Well first off, the title is sloppy, isn't it? I mean titles of articles are supposed to short and snappy. So what’s the phrase “Modern Monetary Theory” AND the acronym “MMT” doing there? “The case against” followed either by “MMT” or “Modern Monetary Theory” would be better. But never mind: that’s a minor criticism.
King’s first substantial point against MMT is that it involves giving the keys to the printing press to politicians. As he puts it “Giving elected representatives the keys to the printing press is the equivalent of giving a gambling addict the keys to the casino.”
Well actually MMT does not SPECIFICALLY say that it’s POLITICIANS who should control the press. In fact MMTers are largely silent on exactly who should have the keys, which (as I’ve been pointing out for years) is a weakness in MMT.
Much the best answer to the latter question is the one given by Ben Dyson (founder of Positive Money) – an answer which Ben Bernanke has supported as has Richard Werner and the New Economics Foundation (p.10-11 here). And that’s to have some sort of independent committee of economists decide the AMOUNT of new money to create and spend, while POLITICIANS (quite rightly) retain the right to decide what the money is spent on, or whether the new money should be used to cut taxes.
King’s next blunder comes in his next sentence where he suggests (truly hilarious this) that MMT claims tax collection should cease. That is, King says “Those governments without access to tax revenues can instead “debase the coinage”.
If King wants to make totally lunatic claims like that, you’d think he’d provide some sort of source for the claim.
King’s final blunder comes in his last paragraph where he makes the tired old claim that there will be a bill to pay for the current money printing spree and that the bill will come in the form of “….higher taxes, more austerity, rising inflation or eventual default.”
Now the flaw in that argument (again, as I’ve been pointing out for years on this blog) is that higher taxes may well be required, but that does not, repeat not, repeat not, repeat not equate to any sort of burden on households or the private sector generally.
Now to the uninitiated, (e.g. ignoramuses like Stephen King), that might sound a strange claim. But it’s all quite simple in fact.
As King (and indeed others) have rightly said, the current money printing spree may well have to be reined in at some point, so as to prevent the excess inflation that might result from that excess money supply.
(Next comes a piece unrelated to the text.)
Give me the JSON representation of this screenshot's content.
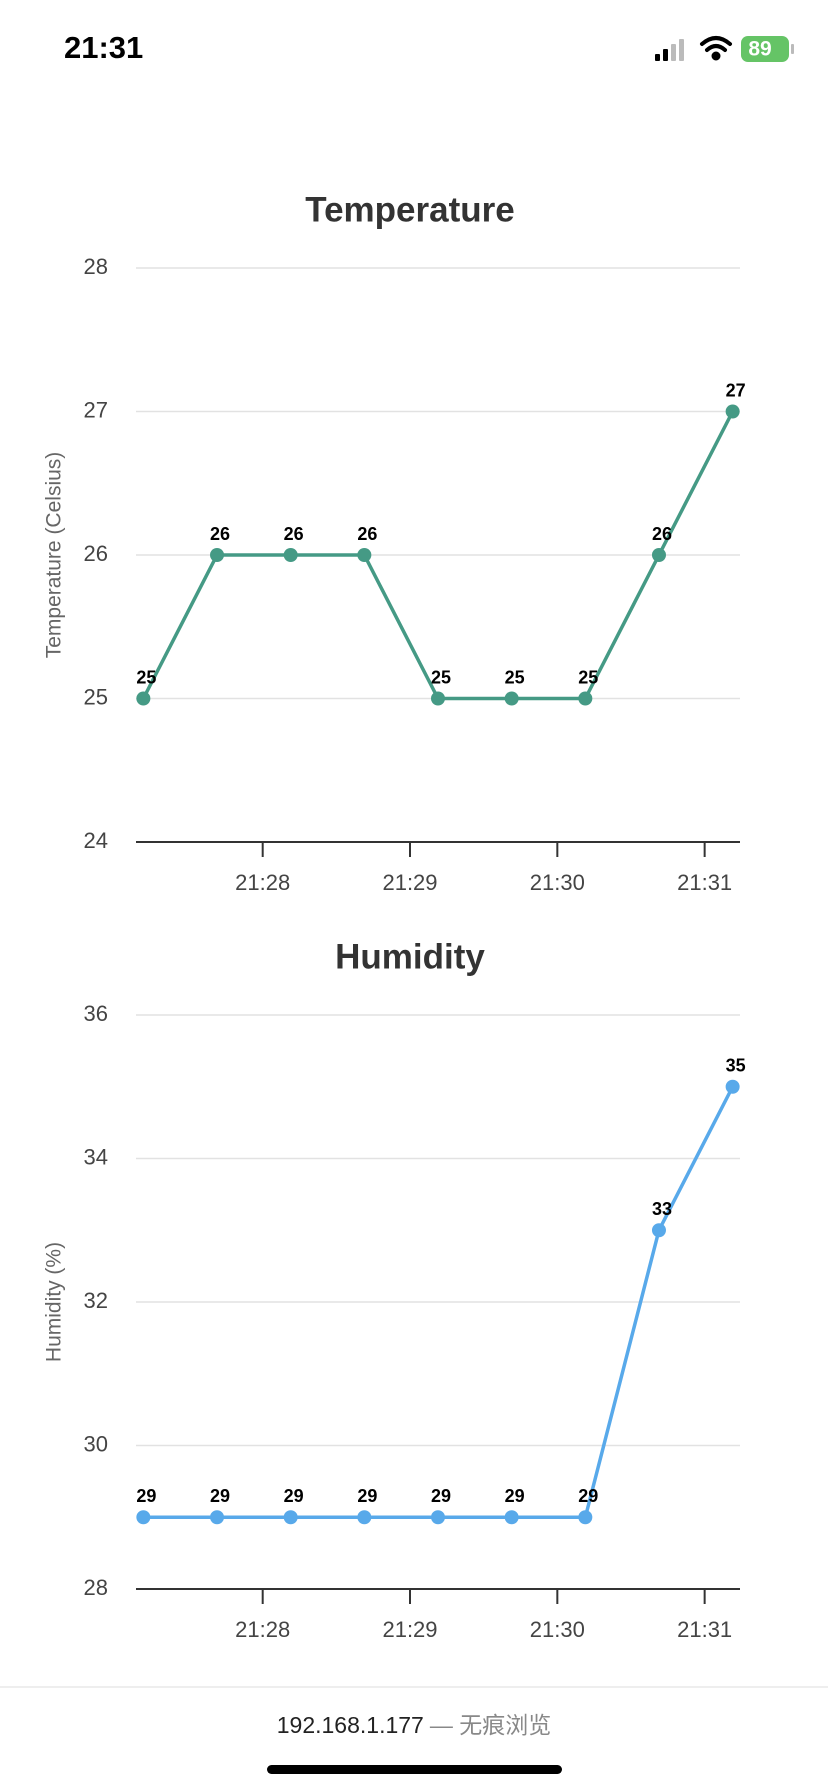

But note that the SOLE PURPOSE of those tax increases is to hold demand down to the level that minimises unemployment while keeping inflation on target (NAIRU if you like).
I.e. those tax increases do not actually cut GDP or household incomes, or involve any of the “austerity” to which King refers. And that might seem a surprising result. Indeed, in that those tax increases prevent seriously excessive inflation, it’s quite possible that those tax increases ACTUALLY RAISE living standards.
Unfortunately that point will be a mile above the head of Stephen King and numerous other twits at the top of the economics profession.